Illustration: Gabriella Turrisi/Axios

Surgery Partners, a Nasdaq-listed ambulatory surgery center operator, announced an $800 million primary offering yesterday, with its largest shareholder, Bain Capital, contributing $225 million.

Why it matters: The move delevers Surgery Partners’ balance sheet from 6x to around 4.2x — at a time when investors aren’t taking kindly to strategics with heavy debt loads — and better positions it for M&A in a buyer’s market, executive chairman Wayne DeVeydt tells Axios

  • It's also the largest 100% primary raise in health care this year, per Dealogic.

Details: A new anchor investor came in as part of the raise, which DeVeydt characterized as a household name and which Bain Capital's Andrew Kaplan called a “major public markets investor.”

Of note: Bain, at year five of its investment in Surgery Partners, elected to double down instead of exit.

  • Bain Capital's name held weight when Surgery Partners was on the roadshow circuit, particularly in a tightened financing market, DeVeydt says.

What’s next: Surgery Partners has been an active acquirer of ambulatory surgery centers (ASCs), with its annual deal pipeline worth north of $200 million, DeVeydt says.

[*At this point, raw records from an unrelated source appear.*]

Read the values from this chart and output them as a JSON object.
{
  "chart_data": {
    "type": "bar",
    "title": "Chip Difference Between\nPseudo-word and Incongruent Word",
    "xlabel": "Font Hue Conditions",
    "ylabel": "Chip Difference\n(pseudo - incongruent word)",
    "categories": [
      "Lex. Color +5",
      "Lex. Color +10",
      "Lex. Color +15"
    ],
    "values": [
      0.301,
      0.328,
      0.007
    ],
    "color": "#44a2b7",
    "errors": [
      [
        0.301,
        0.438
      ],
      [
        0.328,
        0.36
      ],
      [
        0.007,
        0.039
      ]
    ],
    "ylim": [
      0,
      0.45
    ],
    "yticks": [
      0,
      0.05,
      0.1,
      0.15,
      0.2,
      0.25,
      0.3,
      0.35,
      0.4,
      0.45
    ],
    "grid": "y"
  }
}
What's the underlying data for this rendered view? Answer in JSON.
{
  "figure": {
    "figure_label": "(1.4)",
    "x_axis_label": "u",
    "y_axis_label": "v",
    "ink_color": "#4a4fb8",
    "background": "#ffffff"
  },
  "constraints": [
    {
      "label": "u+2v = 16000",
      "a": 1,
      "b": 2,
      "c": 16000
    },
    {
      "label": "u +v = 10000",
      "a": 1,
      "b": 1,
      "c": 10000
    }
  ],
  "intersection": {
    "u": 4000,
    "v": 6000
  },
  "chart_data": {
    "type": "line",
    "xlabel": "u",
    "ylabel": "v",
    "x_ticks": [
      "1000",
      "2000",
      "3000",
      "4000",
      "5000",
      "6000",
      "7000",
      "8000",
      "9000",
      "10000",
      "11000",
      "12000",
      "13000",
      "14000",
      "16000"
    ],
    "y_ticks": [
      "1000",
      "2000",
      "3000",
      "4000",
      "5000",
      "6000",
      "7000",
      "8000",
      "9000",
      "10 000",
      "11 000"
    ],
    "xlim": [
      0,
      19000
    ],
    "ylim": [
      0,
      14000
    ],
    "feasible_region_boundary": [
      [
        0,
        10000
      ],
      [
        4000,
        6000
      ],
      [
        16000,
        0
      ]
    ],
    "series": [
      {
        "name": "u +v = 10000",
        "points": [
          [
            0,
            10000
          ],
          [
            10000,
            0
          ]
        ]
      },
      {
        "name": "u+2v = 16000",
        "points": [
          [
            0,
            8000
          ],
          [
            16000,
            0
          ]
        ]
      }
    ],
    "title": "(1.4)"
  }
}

  • “We have offers out for half of that, with the other half under LOI and doing due diligence,” he adds.
  • The company’s bread-and-butter is ASCs that offer procedures typically insulated from economic downturns, such as those in musculoskeletal health, ophthalmology and gastroenterology.
  • Surgery Partners often takes a 51% to 60% stake in targets, which tend to be independently owned businesses, striking more of a partnership than a strict buyout.
  • DeVeydt expects to acquire on an aggressive clip amid an uncertain macroeconomic environment. "It's exactly at these moments that smaller facilities are looking for a partner," he says.